Todo esse trâmite, porém, pode ser anulado caso os juízes do Supremo aceitem o pedido de suspeição feito pela defesa contra o ex-juiz Sergio Moro, hoje ministro da Justiça do governo Jair Bolsonaro (PSL).
Se o habeas corpus for negado no segundo semestre, quais são as outras possibilidades de Lula sair da cadeia?
A principal alternativa é a progressão de regime na condenação do caso tríplex. Lula está preso desde abril de 2018 e tem de cumprir pena de oito anos, dez meses e 20 dias de prisão. O Ministério Público Federal afirmou, no entanto, que ele já tem direito a progredir para o regime semiaberto. Quem vai decidir sobre a concessão do benefício é o STJ.
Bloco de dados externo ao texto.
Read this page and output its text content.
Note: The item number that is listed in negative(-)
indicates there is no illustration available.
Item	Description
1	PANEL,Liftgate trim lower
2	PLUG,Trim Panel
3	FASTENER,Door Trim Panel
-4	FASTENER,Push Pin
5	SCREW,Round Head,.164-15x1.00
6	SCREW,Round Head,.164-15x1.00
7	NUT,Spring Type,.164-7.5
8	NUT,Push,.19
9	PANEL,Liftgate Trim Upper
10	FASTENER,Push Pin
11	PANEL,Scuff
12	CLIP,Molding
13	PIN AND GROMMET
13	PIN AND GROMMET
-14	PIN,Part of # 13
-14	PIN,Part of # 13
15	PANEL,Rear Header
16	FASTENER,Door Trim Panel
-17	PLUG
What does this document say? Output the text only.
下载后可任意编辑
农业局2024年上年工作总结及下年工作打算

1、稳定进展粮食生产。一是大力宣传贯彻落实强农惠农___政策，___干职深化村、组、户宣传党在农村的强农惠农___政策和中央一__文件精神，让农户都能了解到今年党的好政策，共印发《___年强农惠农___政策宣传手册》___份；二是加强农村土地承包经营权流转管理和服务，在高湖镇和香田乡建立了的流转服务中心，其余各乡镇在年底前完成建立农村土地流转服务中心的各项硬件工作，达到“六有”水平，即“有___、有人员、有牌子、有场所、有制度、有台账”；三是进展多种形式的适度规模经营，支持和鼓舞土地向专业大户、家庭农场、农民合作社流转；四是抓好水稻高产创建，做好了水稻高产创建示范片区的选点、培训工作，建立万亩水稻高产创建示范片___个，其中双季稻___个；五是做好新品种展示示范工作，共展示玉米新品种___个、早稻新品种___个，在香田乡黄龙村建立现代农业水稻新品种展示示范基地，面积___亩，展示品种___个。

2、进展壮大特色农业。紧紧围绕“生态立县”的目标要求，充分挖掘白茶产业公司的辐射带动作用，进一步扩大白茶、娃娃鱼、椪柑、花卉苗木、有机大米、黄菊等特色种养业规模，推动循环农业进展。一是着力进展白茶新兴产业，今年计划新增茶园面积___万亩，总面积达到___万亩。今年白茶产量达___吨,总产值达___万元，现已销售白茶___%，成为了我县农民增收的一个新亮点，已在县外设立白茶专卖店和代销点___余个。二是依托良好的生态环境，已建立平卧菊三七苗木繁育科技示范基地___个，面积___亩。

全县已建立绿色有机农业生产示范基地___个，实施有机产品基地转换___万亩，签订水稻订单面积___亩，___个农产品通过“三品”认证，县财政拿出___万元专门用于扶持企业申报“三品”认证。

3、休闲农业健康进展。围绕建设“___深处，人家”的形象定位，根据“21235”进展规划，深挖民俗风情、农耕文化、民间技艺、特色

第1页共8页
Além disso, no fim de setembro Lula atingirá a marca de cumprimento de um sexto da pena imposta. A Lei de Execução Penal prevê a progressão de regime para o preso que passar dessa marca, desde que pague a reparação de danos aos cofres públicos. O ex-presidente precisará, então, desembolsar R$ 2,4 milhões para quitar esse compromisso.
Em que estágio estão os outros processos de Lula na Justiça?
O ex-presidente já foi condenado em primeira instância em uma segunda ação penal, a do caso do sítio de Atibaia (SP). Essa condenação ainda será reavaliada pelos juízes do Tribunal Regional Federal da 4ª Região nos próximos meses. Se confirmada, Lula poderia ser alvo de um novo despacho de prisão para que começasse a efetivamente cumprir essa segunda pena.
Além disso, há uma outra ação no Paraná, em que ele é acusado de receber propina da Odebrecht por meio da aquisição, pela empreiteira, de um terreno para o Instituto Lula. Tanto esse caso quanto o do sítio e o tríplex podem ser anulados caso o Supremo considere que Sergio Moro atuou irregularmente à frente dos processos.
Há ainda ações penais em tramitação no DF e em São Paulo, que não devem ter uma definição em breve, já que Lula ainda não foi nem ouvido.
Se Lula for solto, ele poderá disputar as próximas eleições?
Depende. Segundo a Lei da Ficha Limpa, um político condenado em segunda instância só pode concorrer oito anos depois que sua pena for extinta. Lula cumpriu pouco mais de um ano dos oito anos e dez meses a que foi sentenciado. No atual cenário, ele só poderá se candidatar em 2035, quando terá 89 anos.
A única possibilidade de o petista concorrer em 2020 é se a condenação do caso do tríplex for anulada e ele não sofrer nenhuma outra condenação em segunda instância até a eleição.